One could argue Reed's initial pitch to Taylor was the better of the two he threw to the outfielder, and that first one bounced at the plate. Taylor deposited Reed's second pitch over the wall in center field for a grand slam that proved to be the game-winner in Washington's 9-6 victory and series win at Chase Field.

"The ball, the grand slam that went out, was belt-high and over the middle. I haven't gone back and looked at it, but I can almost guarantee it was belt-high," Reed said. "Right out of the hand, it felt like a terrible pitch, and he did what he was supposed to do with it."

Taylor's clutch grand slam

The final delivery to Taylor hurt the most, but Reed's pitch to Jayson Werth three pitches earlier stung, too. The right-hander threw a 93-mph four-seam fastball to Werth on a 2-1 count that crossed the plate in the strike zone, but was called a ball. Werth walked on the next pitch. Two subsequent pitches to Taylor and the game was essentially over.

"When you are all over the place like that, you want a strike to be called a strike," Reed said, "but when you are all over the place, it's hard for [the umpire] to call a strike."

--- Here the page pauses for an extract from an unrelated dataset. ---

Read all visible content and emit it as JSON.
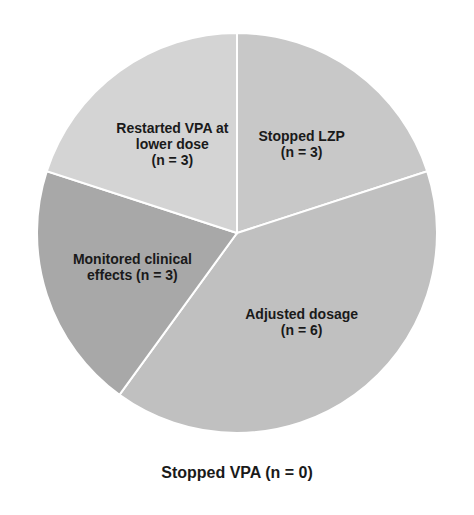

Werth said he felt like he was "in the driver's seat" once the count reached 3-1.

"I felt like it was [close]," D-backs manager Chip Hale said. "I have not looked at the video, but you know what? Sometimes you get them and sometimes you don't. That's the way it goes."

Reed retired the first batter he faced, Clint Robinson, before giving up consecutive singles to Denard Span and Yunel Escobar. He walked Werth on five pitches. Reed's first pitch to Taylor was an 86-mph slider in the dirt.

"The walk was tough," Hale said. "I thought he threw some good pitches there and he didn't get the calls. It was a scratch hit by Escobar, and he got the ball up on Taylor. [Taylor] did a good job of hitting it coming off the bench."

The stage had been set for Yasmany Tomas, who had gone hitless in his previous 11 at-bats, including six strikeouts, to be the afternoon's hero. The slugger was out of the starting lineup for the second consecutive game, but drove in a run as a pinch-hitter to give the D-backs a 6-5 lead in the bottom of the eighth.

The lead did not last. Reed is now 2-for-4 in save opportunities.

"I don't think it's mechanical," Reed said. "Everything felt good, and the ball just wasn't going where I wanted it to go. It's something I can definitely work on, but it's nothing I'm too worried about."